The Hangman’s Chamber, the grimmest room in the castle, was so named because two of its occupants had, indeed, hanged themselves. In 1611, the same Patrick had retreated for unknown reasons to a dank and gloomy cell-like chamber known only to four people, and lived there until his death. A misshapen monster of a child born to Charlotte and Thomas Lyon-Bowes, Lord Glamis, in 1821, although recorded as a stillbirth, was said to have been entombed in another of the castle’s hidden rooms for over seventy years. And, as a youngster, the Duchess had been told a story about “a guest, who, strolling on the lawn after dinner one night, saw a girl at one of the upstairs windows, gripping the bars and looking white-faced out into the darkness. As he watched, she disappeared. There was a piercing scream; then silence. It was one minute to midnight. A few minutes later the door of one of the towers opened and a hideous old woman ‘with a fiendish face’ staggered out with a sack on her back. At the sight of the guest she [disappeared] into the woods, her black coat billowing....
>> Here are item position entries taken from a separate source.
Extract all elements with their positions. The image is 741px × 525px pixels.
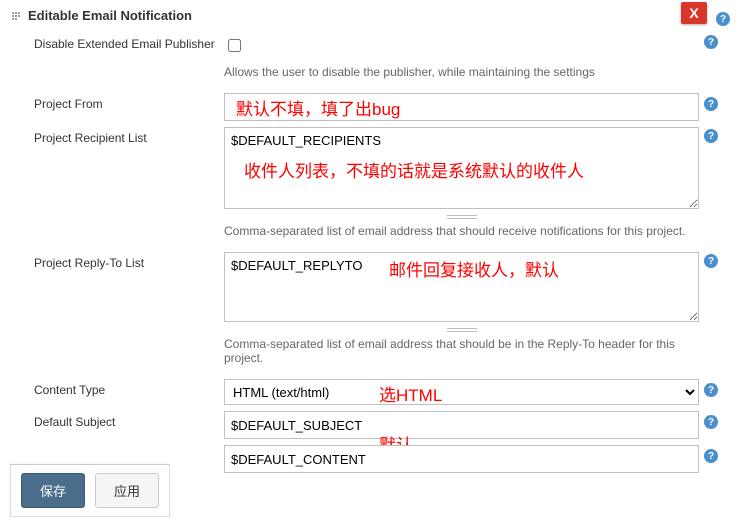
- save-button[interactable]: 保存: [21, 473, 85, 508]
- recipient-list-label: Project Recipient List: [12, 127, 224, 145]
- default-subject-input[interactable]: [224, 411, 699, 439]
- drag-handle-icon[interactable]: [12, 10, 22, 22]
- apply-button[interactable]: 应用: [95, 473, 159, 508]
- help-icon[interactable]: ?: [704, 254, 718, 268]
- disable-publisher-checkbox[interactable]: [228, 39, 241, 52]
- reply-to-textarea[interactable]: [224, 252, 699, 322]
- help-icon[interactable]: ?: [704, 129, 718, 143]
- help-icon[interactable]: ?: [704, 383, 718, 397]
- help-icon[interactable]: ?: [704, 35, 718, 49]
- reply-to-label: Project Reply-To List: [12, 252, 224, 270]
- section-title: Editable Email Notification: [28, 8, 192, 23]
- content-type-select[interactable]: HTML (text/html): [224, 379, 699, 405]
- default-content-input[interactable]: [224, 445, 699, 473]
- content-type-label: Content Type: [12, 379, 224, 397]
- default-content-label: [12, 445, 224, 449]
- project-from-label: Project From: [12, 93, 224, 111]
- disable-publisher-label: Disable Extended Email Publisher: [12, 33, 224, 51]
- default-subject-label: Default Subject: [12, 411, 224, 429]
- project-from-input[interactable]: [224, 93, 699, 121]
- disable-publisher-hint: Allows the user to disable the publisher…: [224, 65, 699, 79]
- help-icon[interactable]: ?: [704, 97, 718, 111]
- recipient-list-hint: Comma-separated list of email address th…: [224, 224, 699, 238]
- footer-buttons: 保存 应用: [10, 464, 170, 517]
- reply-to-hint: Comma-separated list of email address th…: [224, 337, 699, 365]
- recipient-list-textarea[interactable]: [224, 127, 699, 209]
- resize-grip[interactable]: [224, 327, 699, 333]
- help-icon[interactable]: ?: [704, 415, 718, 429]
- help-icon[interactable]: ?: [704, 449, 718, 463]
- resize-grip[interactable]: [224, 214, 699, 220]
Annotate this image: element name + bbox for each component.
“Years later, in a convent in Italy, the guest came
across ‘the girl at the Glamis window.’ Her hands had been cut off and her tongue cut out—it had been discovered that she had stumbled on a family secret.” The young Elizabeth Bowes-Lyon was warned by a kitchen maid that “if she dared to look out of the night nursery window late at night, she would see the tongueless woman running across the park, pointing in agony to her bleeding mouth.” Stories were also told about “the Room of Skulls, in which a number of Ogilvys (early enemies of the Bowes-Lyon family) had been immured until, after eating the flesh off their own arms, they died of starvation and crumpled into a heap of bones.”
Yet with all the echoes of its grim past and the presence of ghostly companions, Glamis had a strong hold on the Duchess of York. Remembered by one contemporary as “heavy with atmosphere, sinister, lugubrious,” to the Duchess the medieval castle recalled a time in her life when she and her beloved brother David played hide-and-seek through its maze-like chambers and corridors and the large Bowes-Lyon family sat down each evening at dinner as “two pipers marched round and round the table playing their wild music.” If home would always be the agreeable, but less dramatic, St. Paul’s Walden Bury, Glamis was the enchanted palace of her secure and contented childhood and it kept calling her back.
The family occupied a wing of the house rebuilt in the nineteenth century, overlooking a Dutch garden that was somewhat less forbidding than the rest of the remote fortress. With the exception of the World War I years when Glamis had been converted into a hospital, the Strathmores and, at various times, their married children and their families had spent three months a year there, most usually July through September. While the bloodstains on the stone floors of the unoccupied wings still remained, Lady Strathmore filled their rooms with masses of flowers both real and printed on fabrics and the former Elizabeth Bowes-Lyon’s fondest memories were of “carriage-loads of visitors [who] streamed through the lofty front door.”